Football players frequently injure one or more of the knee ligaments. These ligaments include the anterior cruciate ligament (ACL), the posterior cruciate ligament (PCL), the medial collateral ligament (MCL), and the lateral collateral ligament (LCL).

ACL Injury – When an athlete changes direction rapidly, lands wrong from a jump, or simply slows down when running, the ACL could tear. With this injury, knee swelling immediately occurs and walking is painful. The knee may have loss of range of motion and tenderness with an ACL injury. Treatment for this type of injury depends on the degree of tear to the ligament, whether or not there are other associated injuries, and how much physical demand the patient puts on their knee. Sometimes, the orthopedic specialist needs to operate to repair a complete tear of the ACL. Recovery is measured in months, rather than weeks for this type of injury.

MCL Injury – The MCL is generally injured from a direct blow to the outside portion of the knee. The ligament is torn or stretched when the foot is planted firmly on the ground and a sideways force hits the knee. An injured MCL causes pain, difficulty walking, and tenderness. Therapy involves the use of a knee immobilizer, rest, ice applications, compression with a support bandage, and frequent knee elevation. Surgery is only necessary for severe tears of the MCL.

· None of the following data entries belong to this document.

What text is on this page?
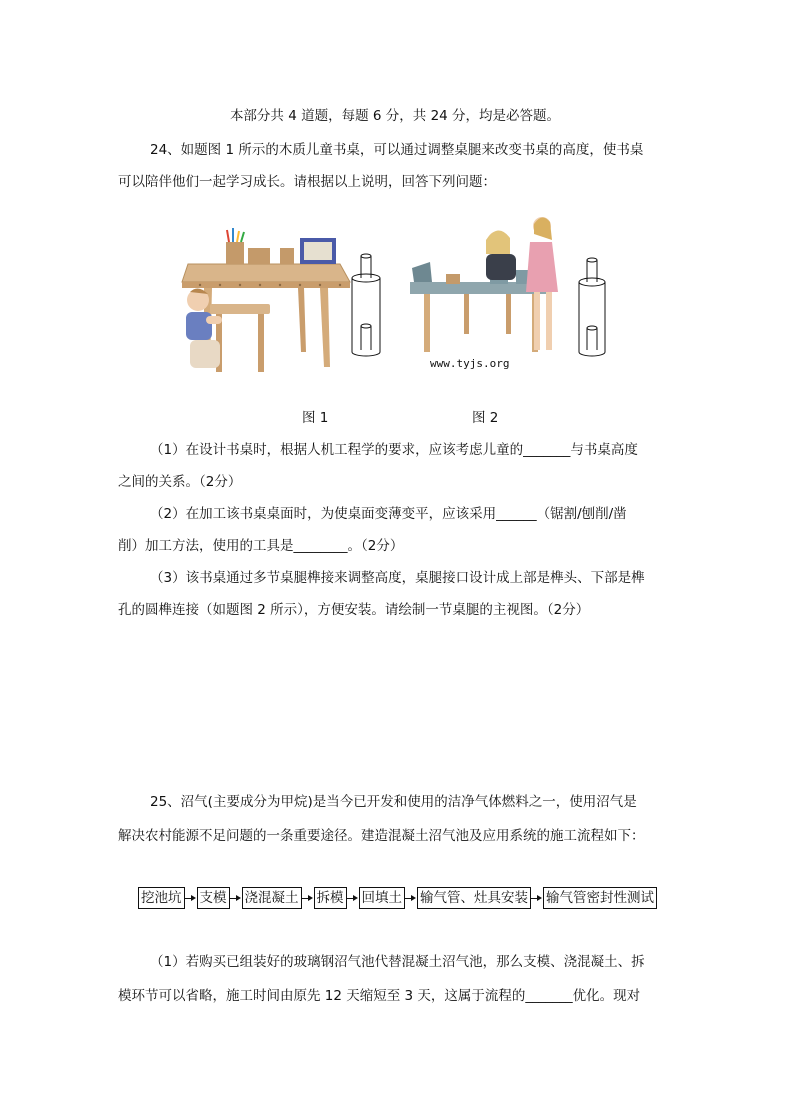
本部分共 4 道题，每题 6 分，共 24 分，均是必答题。
24、如题图 1 所示的木质儿童书桌，可以通过调整桌腿来改变书桌的高度，使书桌
可以陪伴他们一起学习成长。请根据以上说明，回答下列问题：
www.tyjs.org
图 1	图 2
（1）在设计书桌时，根据人机工程学的要求，应该考虑儿童的_______与书桌高度
之间的关系。（2分）
（2）在加工该书桌桌面时，为使桌面变薄变平，应该采用______（锯割/刨削/凿
削）加工方法，使用的工具是________。（2分）
（3）该书桌通过多节桌腿榫接来调整高度，桌腿接口设计成上部是榫头、下部是榫
孔的圆榫连接（如题图 2 所示），方便安装。请绘制一节桌腿的主视图。（2分）
25、沼气(主要成分为甲烷)是当今已开发和使用的洁净气体燃料之一，使用沼气是
解决农村能源不足问题的一条重要途径。建造混凝土沼气池及应用系统的施工流程如下：
挖池坑 支模 浇混凝土 拆模 回填土 输气管、灶具安装 输气管密封性测试
（1）若购买已组装好的玻璃钢沼气池代替混凝土沼气池，那么支模、浇混凝土、拆
模环节可以省略，施工时间由原先 12 天缩短至 3 天，这属于流程的_______优化。现对
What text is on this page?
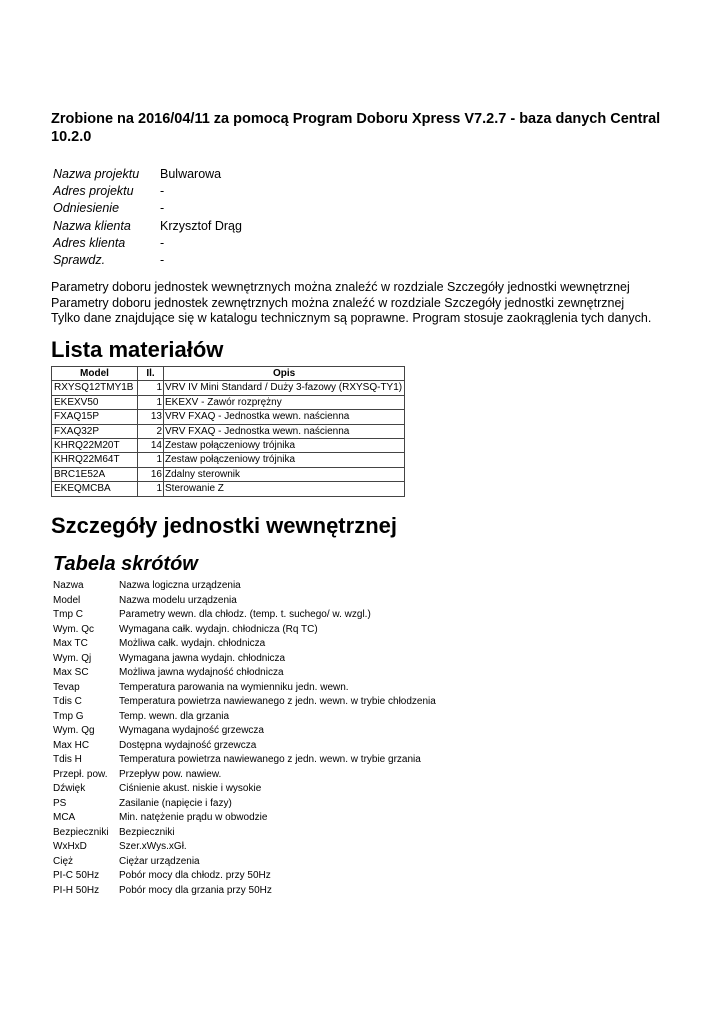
Zrobione na 2016/04/11 za pomocą Program Doboru Xpress V7.2.7 - baza danych Central 10.2.0
Nazwa projektu	Bulwarowa
Adres projektu	-
Odniesienie	-
Nazwa klienta	Krzysztof Drąg
Adres klienta	-
Sprawdz.	-
Parametry doboru jednostek wewnętrznych można znaleźć w rozdziale Szczegóły jednostki wewnętrznej
Parametry doboru jednostek zewnętrznych można znaleźć w rozdziale Szczegóły jednostki zewnętrznej
Tylko dane znajdujące się w katalogu technicznym są poprawne. Program stosuje zaokrąglenia tych danych.
Lista materiałów
Model	Il.	Opis
RXYSQ12TMY1B	1	VRV IV Mini Standard / Duży 3-fazowy (RXYSQ-TY1)
EKEXV50	1	EKEXV - Zawór rozprężny
FXAQ15P	13	VRV FXAQ - Jednostka wewn. naścienna
FXAQ32P	2	VRV FXAQ - Jednostka wewn. naścienna
KHRQ22M20T	14	Zestaw połączeniowy trójnika
KHRQ22M64T	1	Zestaw połączeniowy trójnika
BRC1E52A	16	Zdalny sterownik
EKEQMCBA	1	Sterowanie Z
Szczegóły jednostki wewnętrznej
Tabela skrótów
Nazwa	Nazwa logiczna urządzenia
Model	Nazwa modelu urządzenia
Tmp C	Parametry wewn. dla chłodz. (temp. t. suchego/ w. wzgl.)
Wym. Qc	Wymagana całk. wydajn. chłodnicza (Rq TC)
Max TC	Możliwa całk. wydajn. chłodnicza
Wym. Qj	Wymagana jawna wydajn. chłodnicza
Max SC	Możliwa jawna wydajność chłodnicza
Tevap	Temperatura parowania na wymienniku jedn. wewn.
Tdis C	Temperatura powietrza nawiewanego z jedn. wewn. w trybie chłodzenia
Tmp G	Temp. wewn. dla grzania
Wym. Qg	Wymagana wydajność grzewcza
Max HC	Dostępna wydajność grzewcza
Tdis H	Temperatura powietrza nawiewanego z jedn. wewn. w trybie grzania
Przepł. pow.	Przepływ pow. nawiew.
Dźwięk	Ciśnienie akust. niskie i wysokie
PS	Zasilanie (napięcie i fazy)
MCA	Min. natężenie prądu w obwodzie
Bezpieczniki	Bezpieczniki
WxHxD	Szer.xWys.xGł.
Cięż	Ciężar urządzenia
PI-C 50Hz	Pobór mocy dla chłodz. przy 50Hz
PI-H 50Hz	Pobór mocy dla grzania przy 50Hz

PCL Injury – The PCL is injured when a football player receives a blow t o ทางเข้า ufabet the front aspect of the knee or makes a simple misstep on the turf. Most PCL tears and injuries will heal with conservative treatment. An injured PCL leads to pain with walking, instability, and swelling of the knee. Surgery may be necessary with complete tearing and extensive damage to the PCL.

LCL Injury – The LCL is the least likely ligament to be injured during football activities. When severe force is applied to the inside of the knee, a LCL injury could occur. Symptoms include pain, swelling, weakness, tenderness, and discomfort to the outside of the knee. Treatment involves the RICE method, anti-inflammatory medications, and immobilization. Surgery to reattach the ligament to the bone is sometimes required.

Cartilage Injuries

Torn Cartilage – Most of the time, the meniscus is the cartilage that is torn during a football game. This rubbery, tough structure serves as a shock absorber during athletic activities. The meniscus tears with cutting, decelerating, pivoting, twisting, or from being tackled. Most torn meniscus injuries cause gradual pain and swelling, worse with climbing steps or uphill. Not all meniscus tears require surgery, but frequently the damage can only be repaired through an operation.